Donald Trump is tapping the well dry.

The former president’s incessant barrage of donor appeals has garnered him a massive influx of cash ($122 million entering 2022), but GOP officials worry that it undercuts their ability to craft a durable fundraising operation that benefits the entire party, according to Axios.

The outlet reports that Trump’s “ceaseless emails and text messages” imperil GOP “efforts to build a sustainable, grassroots base of financial support for anyone not named Trump.”

Axios cites data from The Defending Democracy Together Institute which indicates that Trump has sent an average of 14 fundraising emails a day since the beginning of the year. (He sent 10 a day between October and the end of December. Christmas offered a reprieve; just two were sent that day.)

Because of the high volume, donation requests from other Republican candidates can easily get lost in an inbox or donors might give to Trump repeatedly instead of to more needy campaigns. “The chances of [conservative donors] opening [a candidate’s email], let alone reading, clicking and donating, is pretty small to begin with,” said one GOP strategist to Axios.

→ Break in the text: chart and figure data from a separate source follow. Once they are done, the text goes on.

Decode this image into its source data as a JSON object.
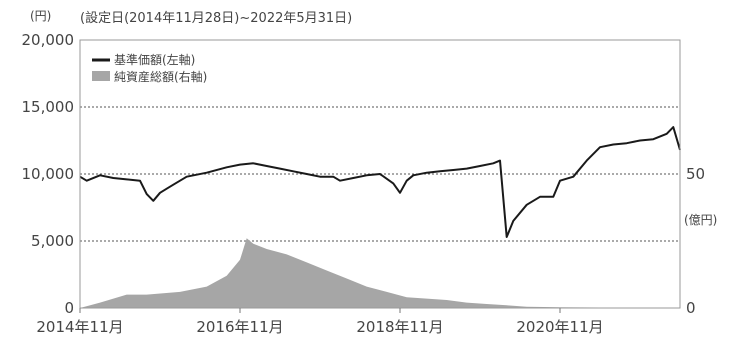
{
  "chart_data": {
    "type": "line",
    "subtitle": "(設定日(2014年11月28日)~2022年5月31日)",
    "y_left": {
      "unit": "(円)",
      "ylim": [
        0,
        20000
      ],
      "ticks": [
        0,
        5000,
        10000,
        15000,
        20000
      ],
      "tick_labels": [
        "0",
        "5,000",
        "10,000",
        "15,000",
        "20,000"
      ]
    },
    "y_right": {
      "unit": "(億円)",
      "ylim": [
        0,
        100
      ],
      "ticks": [
        0,
        50
      ],
      "tick_labels": [
        "0",
        "50"
      ]
    },
    "x_axis": {
      "range": [
        "2014-11",
        "2022-05"
      ],
      "ticks": [
        "2014-11",
        "2016-11",
        "2018-11",
        "2020-11"
      ],
      "tick_labels": [
        "2014年11月",
        "2016年11月",
        "2018年11月",
        "2020年11月"
      ]
    },
    "grid": {
      "horizontal": true,
      "dashed": true,
      "vertical": false
    },
    "legend_position": "top-left",
    "series": [
      {
        "name": "基準価額(左軸)",
        "axis": "left",
        "style": "line",
        "color": "#1a1a1a",
        "x": [
          "2014-11",
          "2014-12",
          "2015-02",
          "2015-04",
          "2015-06",
          "2015-08",
          "2015-09",
          "2015-10",
          "2015-11",
          "2015-12",
          "2016-01",
          "2016-02",
          "2016-03",
          "2016-06",
          "2016-09",
          "2016-11",
          "2017-01",
          "2017-03",
          "2017-05",
          "2017-07",
          "2017-09",
          "2017-11",
          "2018-01",
          "2018-02",
          "2018-04",
          "2018-06",
          "2018-08",
          "2018-10",
          "2018-11",
          "2018-12",
          "2019-01",
          "2019-03",
          "2019-05",
          "2019-07",
          "2019-09",
          "2019-11",
          "2020-01",
          "2020-02",
          "2020-03",
          "2020-04",
          "2020-06",
          "2020-08",
          "2020-10",
          "2020-11",
          "2021-01",
          "2021-03",
          "2021-05",
          "2021-07",
          "2021-09",
          "2021-11",
          "2022-01",
          "2022-03",
          "2022-04",
          "2022-05"
        ],
        "values": [
          9800,
          9500,
          9900,
          9700,
          9600,
          9500,
          8500,
          8000,
          8600,
          8900,
          9200,
          9500,
          9800,
          10100,
          10500,
          10700,
          10800,
          10600,
          10400,
          10200,
          10000,
          9800,
          9800,
          9500,
          9700,
          9900,
          10000,
          9300,
          8600,
          9500,
          9900,
          10100,
          10200,
          10300,
          10400,
          10600,
          10800,
          11000,
          5300,
          6500,
          7700,
          8300,
          8300,
          9500,
          9800,
          11000,
          12000,
          12200,
          12300,
          12500,
          12600,
          13000,
          13500,
          11800
        ]
      },
      {
        "name": "純資産総額(右軸)",
        "axis": "right",
        "style": "area",
        "color": "#a6a6a6",
        "x": [
          "2014-11",
          "2015-02",
          "2015-06",
          "2015-09",
          "2016-02",
          "2016-06",
          "2016-09",
          "2016-11",
          "2016-12",
          "2017-01",
          "2017-03",
          "2017-06",
          "2017-09",
          "2017-12",
          "2018-03",
          "2018-06",
          "2018-09",
          "2018-12",
          "2019-03",
          "2019-06",
          "2019-09",
          "2019-12",
          "2020-03",
          "2020-06",
          "2020-11",
          "2021-05",
          "2022-05"
        ],
        "values": [
          0,
          2,
          5,
          5,
          6,
          8,
          12,
          18,
          26,
          24,
          22,
          20,
          17,
          14,
          11,
          8,
          6,
          4,
          3.5,
          3,
          2,
          1.5,
          1,
          0.5,
          0.3,
          0.2,
          0.1
        ]
      }
    ]
  }
}
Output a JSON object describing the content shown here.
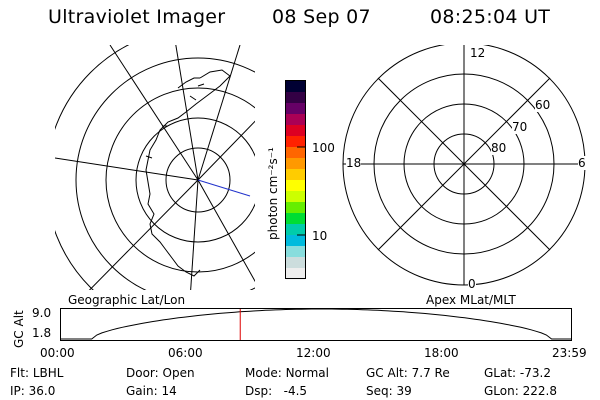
{
  "header": {
    "instrument": "Ultraviolet Imager",
    "date": "08 Sep 07",
    "time": "08:25:04 UT"
  },
  "left_panel": {
    "label": "Geographic Lat/Lon"
  },
  "right_panel": {
    "label": "Apex MLat/MLT",
    "mlt_labels": {
      "top": "12",
      "left": "18",
      "right": "6",
      "bottom": "0"
    },
    "lat_labels": [
      "60",
      "70",
      "80"
    ]
  },
  "colorbar": {
    "unit_label": "photon cm⁻²s⁻¹",
    "tick_labels": [
      "100",
      "10"
    ],
    "colors": [
      "#000033",
      "#330044",
      "#660066",
      "#aa0055",
      "#dd0022",
      "#ff2200",
      "#ff6600",
      "#ff9900",
      "#ffcc00",
      "#ffff00",
      "#ccff00",
      "#66ee00",
      "#00dd33",
      "#00ccaa",
      "#00bbdd",
      "#88dddd",
      "#ccdddd",
      "#eeeeee"
    ]
  },
  "altitude_plot": {
    "ylabel": "GC Alt",
    "y_ticks": [
      "9.0",
      "1.8"
    ],
    "x_ticks": [
      "00:00",
      "06:00",
      "12:00",
      "18:00",
      "23:59"
    ],
    "marker_time_hours": 8.418,
    "marker_color": "#dd0000"
  },
  "info": {
    "row1": [
      {
        "label": "Flt:",
        "value": "LBHL"
      },
      {
        "label": "Door:",
        "value": "Open"
      },
      {
        "label": "Mode:",
        "value": "Normal"
      },
      {
        "label": "GC Alt:",
        "value": "7.7 Re"
      },
      {
        "label": "GLat:",
        "value": "-73.2"
      }
    ],
    "row2": [
      {
        "label": "IP:",
        "value": "36.0"
      },
      {
        "label": "Gain:",
        "value": "14"
      },
      {
        "label": "Dsp:",
        "value": "-4.5"
      },
      {
        "label": "Seq:",
        "value": "39"
      },
      {
        "label": "GLon:",
        "value": "222.8"
      }
    ]
  }
}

In addition, Trump’s fundraising success has inspired many Republican candidates to adopt his hyperbolic tone and inflammatory rhetoric. GOP strategist are worried that this approach will ultimately backfire, as donors get burned out by increasingly unhinged emails.

But Republican candidates aren’t just parroting Trump’s bombast, they’re also explicitly using his name to appeal to donors. That puts the Republican National Committee in an untenable position. Will they compromise their pledge of neutrality in the 2024 presidential primary if Trump threatens to crack down on GOP candidates invoking his name to raise desperately needed money? (All indicators suggest Trump will run in 2024 and that he expects the full loyalty of the RNC.)

In short, Axios write, “All of this is building a Republican fundraising machine and ecosystem that’s heavily reliant on one person: Donald Trump.”

That’s a particular problem because Trump is notoriously ungenerous and self-dealing. According to a recent report in The New York Times, Trump’s PACs spent $600,000 in 2021 at Trump-owned properties for expenses like rent, meals, meeting expenses and hotel stays. During that same time period, he donated just $350,000 to the scores of political candidate he endorsed.

A Trump spokesman defended his fundraising practices to Axios, writing “No one in the history of the Republican Party has done more to grow the donor pool at every level than President Donald J. Trump, something that pays untold dividends to Republican candidates and causes across the nation.”